Эти рождающиеся на наших глазах ассоциации находят свое воплощение в ритмических конструкциях композиций Рубинштейна. Их ритмы поначалу выглядят пародийно, поскольку, как правило, основаны на формальных повторах, вступающих в явное противоречие с пестрым «планом содержания», едва ли поддающимся какой бы то ни было унификации. Но шаг за шагом, карточка за карточкой эти ритмы становятся все более и более сложными; они как бы насыщаются смыслом, сохраняя при этом свою иллюзорную (врёменную и случайную) природу. Тексты Рубинштейна обычно достигают кульминации в финале, впрочем, бывает и так, что последние карточки иронически снижают «эпифанию», возникающую в тексте «на ближних подступах» к коде.
В большинстве текстов Рубинштейна используется несколько способов ритмической организации одновременно; фактически каждый его текст, опровергая традиционные представления о ритмической организации стихотворения, строится как композиция нескольких ритмических линий, охватывающих в своем развитии от двух до нескольких десятков карточек. Каждой отдельной карточке Рубинштейн придает значение ритмического жеста; в его представлении любая из них — это «универсальная единица ритма, выравнивающая любой речевой жест, будь то стихотворная строка, фрагмент уличного разговора, наукообразный афоризм, сценическая ремарка, междометие или же молчание — чистая карточка»[615]. Из этих жестов складываются ритмические «сюжеты», которые могут следовать друг за другом, могут накладываться друг на друга или звучать одновременно, в «контрапункте»[616], формируя особую мелодику текста, сотканного, казалось бы, из «речевого мусора» или, во всяком случае, из логически не связанных элементов.
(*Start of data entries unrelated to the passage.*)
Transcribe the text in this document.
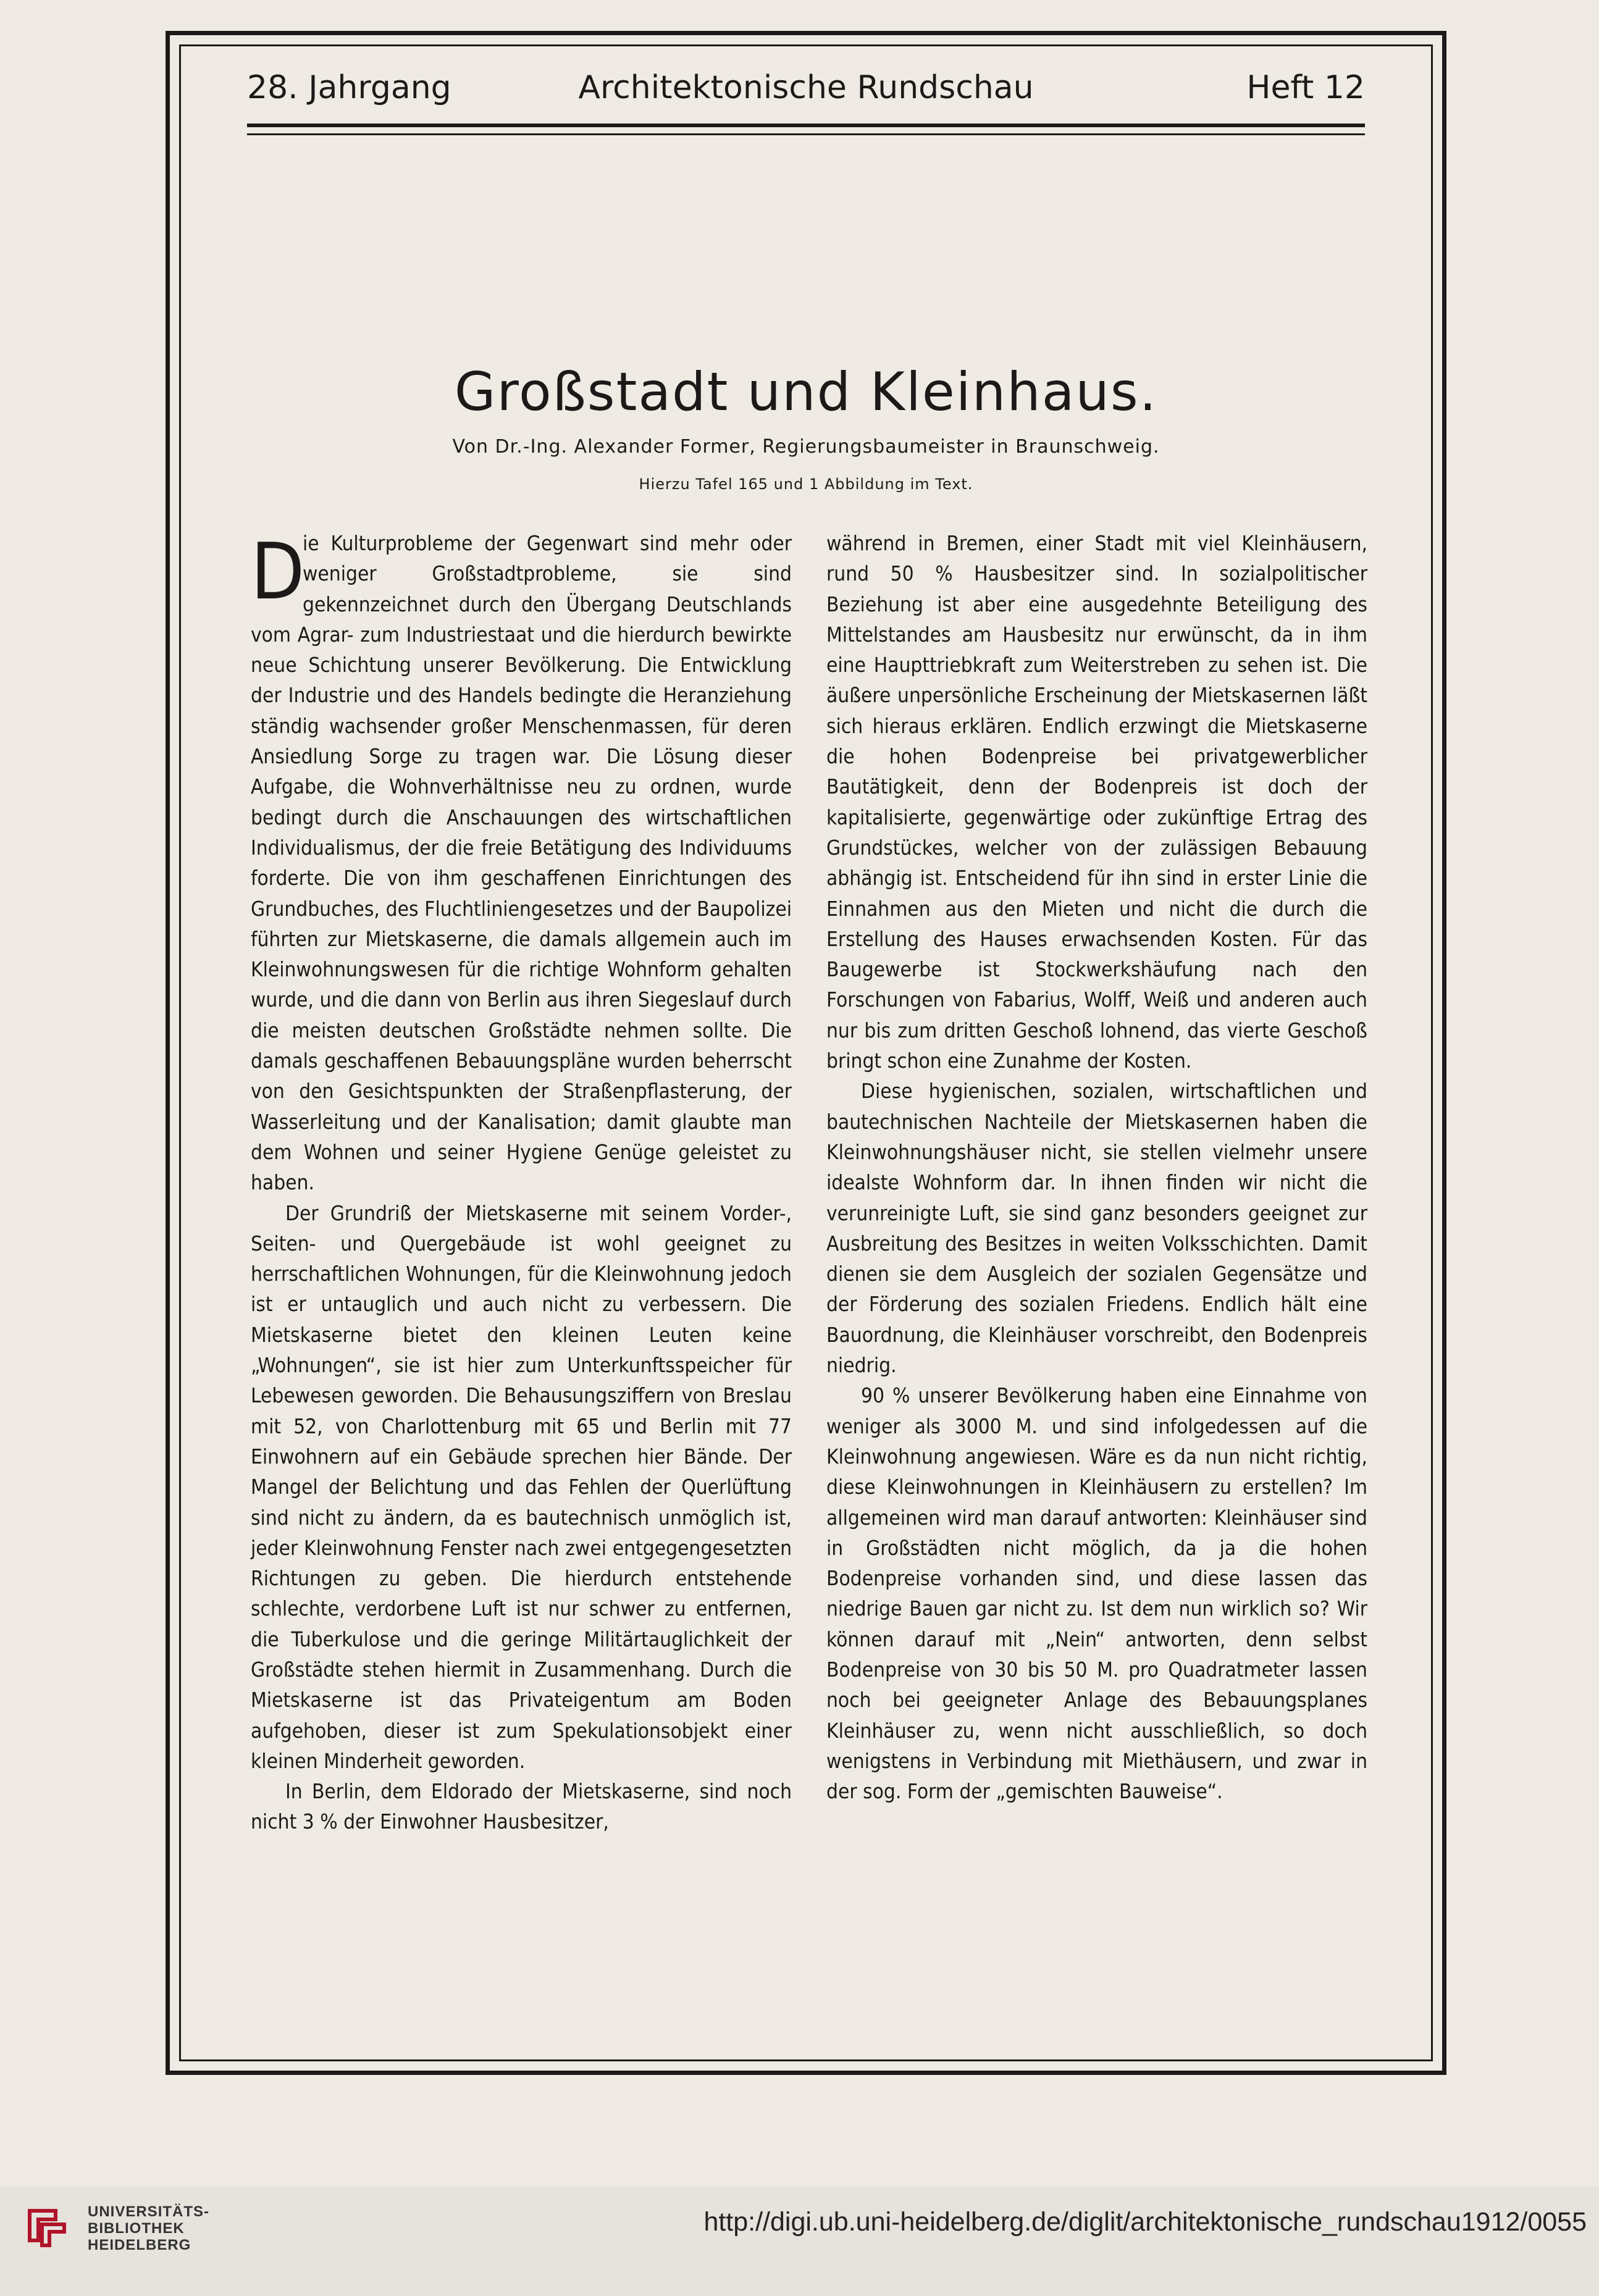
28. Jahrgang	Architektonische Rundschau	Heft 12
Großstadt und Kleinhaus.
Von Dr.-Ing. Alexander Former, Regierungsbaumeister in Braunschweig.
Hierzu Tafel 165 und 1 Abbildung im Text.

D
ie Kulturprobleme der Gegenwart sind mehr oder weniger Großstadtprobleme, sie sind gekennzeichnet durch den Übergang Deutschlands vom Agrar- zum Industriestaat und die hierdurch bewirkte neue Schichtung unserer Bevölkerung. Die Entwicklung der Industrie und des Handels bedingte die Heranziehung ständig wachsender großer Menschenmassen, für deren Ansiedlung Sorge zu tragen war. Die Lösung dieser Aufgabe, die Wohnverhältnisse neu zu ordnen, wurde bedingt durch die Anschauungen des wirtschaftlichen Individualismus, der die freie Betätigung des Individuums forderte. Die von ihm geschaffenen Einrichtungen des Grundbuches, des Fluchtliniengesetzes und der Baupolizei führten zur Mietskaserne, die damals allgemein auch im Kleinwohnungswesen für die richtige Wohnform gehalten wurde, und die dann von Berlin aus ihren Siegeslauf durch die meisten deutschen Großstädte nehmen sollte. Die damals geschaffenen Bebauungspläne wurden beherrscht von den Gesichtspunkten der Straßenpflasterung, der Wasserleitung und der Kanalisation; damit glaubte man dem Wohnen und seiner Hygiene Genüge geleistet zu haben.

Der Grundriß der Mietskaserne mit seinem Vorder-, Seiten- und Quergebäude ist wohl geeignet zu herrschaftlichen Wohnungen, für die Kleinwohnung jedoch ist er untauglich und auch nicht zu verbessern. Die Mietskaserne bietet den kleinen Leuten keine „Wohnungen“, sie ist hier zum Unterkunftsspeicher für Lebewesen geworden. Die Behausungsziffern von Breslau mit 52, von Charlottenburg mit 65 und Berlin mit 77 Einwohnern auf ein Gebäude sprechen hier Bände. Der Mangel der Belichtung und das Fehlen der Querlüftung sind nicht zu ändern, da es bautechnisch unmöglich ist, jeder Kleinwohnung Fenster nach zwei entgegengesetzten Richtungen zu geben. Die hierdurch entstehende schlechte, verdorbene Luft ist nur schwer zu entfernen, die Tuberkulose und die geringe Militärtauglichkeit der Großstädte stehen hiermit in Zusammenhang. Durch die Mietskaserne ist das Privateigentum am Boden aufgehoben, dieser ist zum Spekulationsobjekt einer kleinen Minderheit geworden.

In Berlin, dem Eldorado der Mietskaserne, sind noch nicht 3 % der Einwohner Hausbesitzer,

während in Bremen, einer Stadt mit viel Kleinhäusern, rund 50 % Hausbesitzer sind. In sozialpolitischer Beziehung ist aber eine ausgedehnte Beteiligung des Mittelstandes am Hausbesitz nur erwünscht, da in ihm eine Haupttriebkraft zum Weiterstreben zu sehen ist. Die äußere unpersönliche Erscheinung der Mietskasernen läßt sich hieraus erklären. Endlich erzwingt die Mietskaserne die hohen Bodenpreise bei privatgewerblicher Bautätigkeit, denn der Bodenpreis ist doch der kapitalisierte, gegenwärtige oder zukünftige Ertrag des Grundstückes, welcher von der zulässigen Bebauung abhängig ist. Entscheidend für ihn sind in erster Linie die Einnahmen aus den Mieten und nicht die durch die Erstellung des Hauses erwachsenden Kosten. Für das Baugewerbe ist Stockwerkshäufung nach den Forschungen von Fabarius, Wolff, Weiß und anderen auch nur bis zum dritten Geschoß lohnend, das vierte Geschoß bringt schon eine Zunahme der Kosten.

Diese hygienischen, sozialen, wirtschaftlichen und bautechnischen Nachteile der Mietskasernen haben die Kleinwohnungshäuser nicht, sie stellen vielmehr unsere idealste Wohnform dar. In ihnen finden wir nicht die verunreinigte Luft, sie sind ganz besonders geeignet zur Ausbreitung des Besitzes in weiten Volksschichten. Damit dienen sie dem Ausgleich der sozialen Gegensätze und der Förderung des sozialen Friedens. Endlich hält eine Bauordnung, die Kleinhäuser vorschreibt, den Bodenpreis niedrig.

90 % unserer Bevölkerung haben eine Einnahme von weniger als 3000 M. und sind infolgedessen auf die Kleinwohnung angewiesen. Wäre es da nun nicht richtig, diese Kleinwohnungen in Kleinhäusern zu erstellen? Im allgemeinen wird man darauf antworten: Kleinhäuser sind in Großstädten nicht möglich, da ja die hohen Bodenpreise vorhanden sind, und diese lassen das niedrige Bauen gar nicht zu. Ist dem nun wirklich so? Wir können darauf mit „Nein“ antworten, denn selbst Bodenpreise von 30 bis 50 M. pro Quadratmeter lassen noch bei geeigneter Anlage des Bebauungsplanes Kleinhäuser zu, wenn nicht ausschließlich, so doch wenigstens in Verbindung mit Miethäusern, und zwar in der sog. Form der „gemischten Bauweise“.

UNIVERSITÄTS-
BIBLIOTHEK
HEIDELBERG
http://digi.ub.uni-heidelberg.de/diglit/architektonische_rundschau1912/0055
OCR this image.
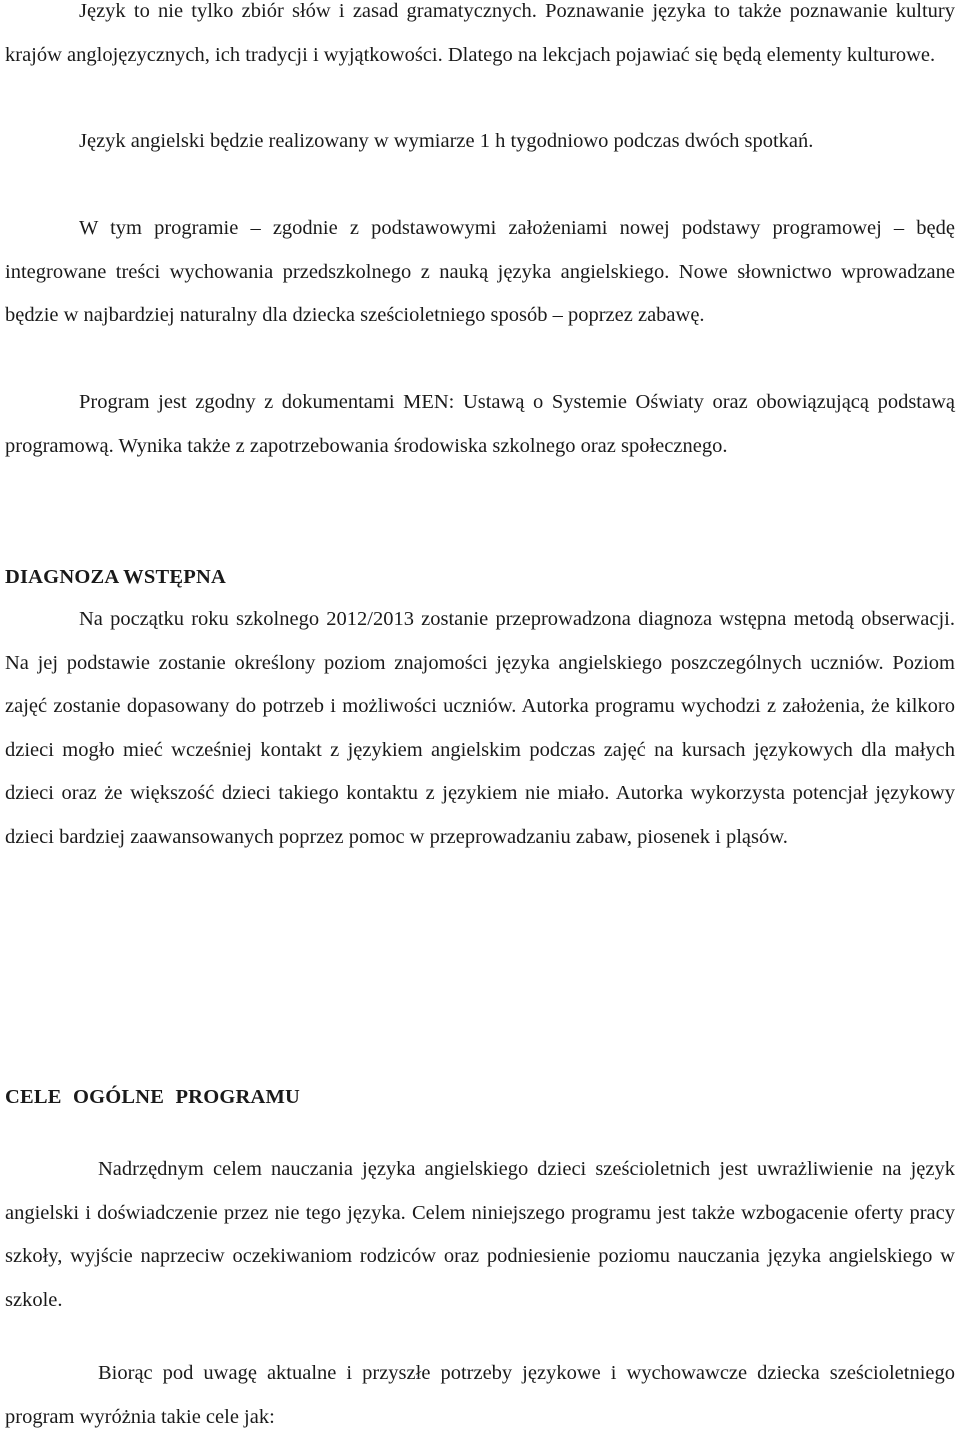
Język to nie tylko zbiór słów i zasad gramatycznych. Poznawanie języka to także poznawanie kultury krajów anglojęzycznych, ich tradycji i wyjątkowości. Dlatego na lekcjach pojawiać się będą elementy kulturowe.

Język angielski będzie realizowany w wymiarze 1 h tygodniowo podczas dwóch spotkań.

W tym programie – zgodnie z podstawowymi założeniami nowej podstawy programowej – będę integrowane treści wychowania przedszkolnego z nauką języka angielskiego. Nowe słownictwo wprowadzane będzie w najbardziej naturalny dla dziecka sześcioletniego sposób – poprzez zabawę.

Program jest zgodny z dokumentami MEN: Ustawą o Systemie Oświaty oraz obowiązującą podstawą programową. Wynika także z zapotrzebowania środowiska szkolnego oraz społecznego.

DIAGNOZA WSTĘPNA

Na początku roku szkolnego 2012/2013 zostanie przeprowadzona diagnoza wstępna metodą obserwacji. Na jej podstawie zostanie określony poziom znajomości języka angielskiego poszczególnych uczniów. Poziom zajęć zostanie dopasowany do potrzeb i możliwości uczniów. Autorka programu wychodzi z założenia, że kilkoro dzieci mogło mieć wcześniej kontakt z językiem angielskim podczas zajęć na kursach językowych dla małych dzieci oraz że większość dzieci takiego kontaktu z językiem nie miało. Autorka wykorzysta potencjał językowy dzieci bardziej zaawansowanych poprzez pomoc w przeprowadzaniu zabaw, piosenek i pląsów.

CELE OGÓLNE PROGRAMU

Nadrzędnym celem nauczania języka angielskiego dzieci sześcioletnich jest uwrażliwienie na język angielski i doświadczenie przez nie tego języka. Celem niniejszego programu jest także wzbogacenie oferty pracy szkoły, wyjście naprzeciw oczekiwaniom rodziców oraz podniesienie poziomu nauczania języka angielskiego w szkole.

Biorąc pod uwagę aktualne i przyszłe potrzeby językowe i wychowawcze dziecka sześcioletniego program wyróżnia takie cele jak:
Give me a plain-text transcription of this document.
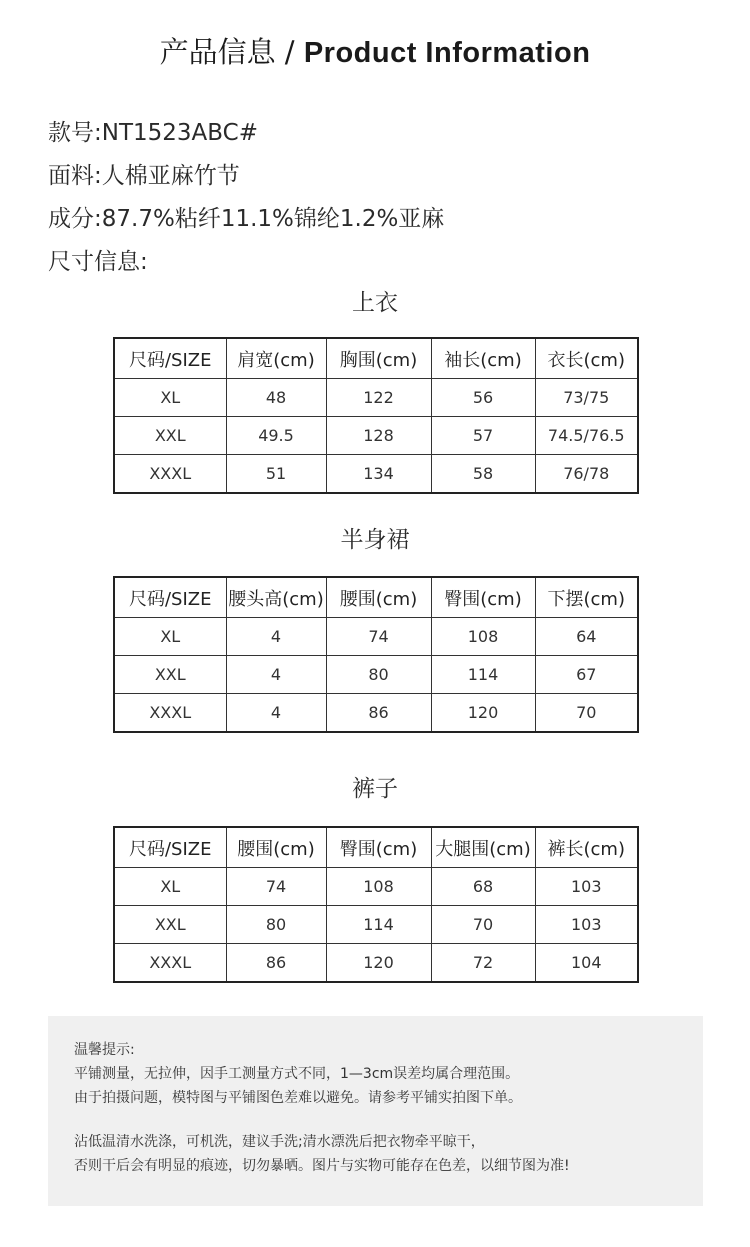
产品信息 / Product Information
款号:NT1523ABC#
面料:人棉亚麻竹节
成分:87.7%粘纤11.1%锦纶1.2%亚麻
尺寸信息:
上衣
尺码/SIZE	肩宽(cm)	胸围(cm)	袖长(cm)	衣长(cm)
XL	48	122	56	73/75
XXL	49.5	128	57	74.5/76.5
XXXL	51	134	58	76/78
半身裙
尺码/SIZE	腰头高(cm)	腰围(cm)	臀围(cm)	下摆(cm)
XL	4	74	108	64
XXL	4	80	114	67
XXXL	4	86	120	70
裤子
尺码/SIZE	腰围(cm)	臀围(cm)	大腿围(cm)	裤长(cm)
XL	74	108	68	103
XXL	80	114	70	103
XXXL	86	120	72	104
温馨提示:
平铺测量，无拉伸，因手工测量方式不同，1—3cm误差均属合理范围。
由于拍摄问题，模特图与平铺图色差难以避免。请参考平铺实拍图下单。
沾低温清水洗涤，可机洗，建议手洗;清水漂洗后把衣物牵平晾干，
否则干后会有明显的痕迹，切勿暴晒。图片与实物可能存在色差，以细节图为准!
Именно такие локальные ритмические связи формируют смысловой рисунок его композиций. Как справедливо отмечают немецкие исследователи Гюнтер Хирт и Саша Вондерс, «энергия, движущая сила текстов заключена в стилистическом мерцании, которое определяет поток не только фрагментарных высказываний, но и „повествовательных“ частей… В результате возникает не индивидуальный, а коллективный, ментальный портрет. Это речевой портрет, складывающийся из пересекающихся и перекрещивающихся временных и пространственных пластов речевой действительности»[617].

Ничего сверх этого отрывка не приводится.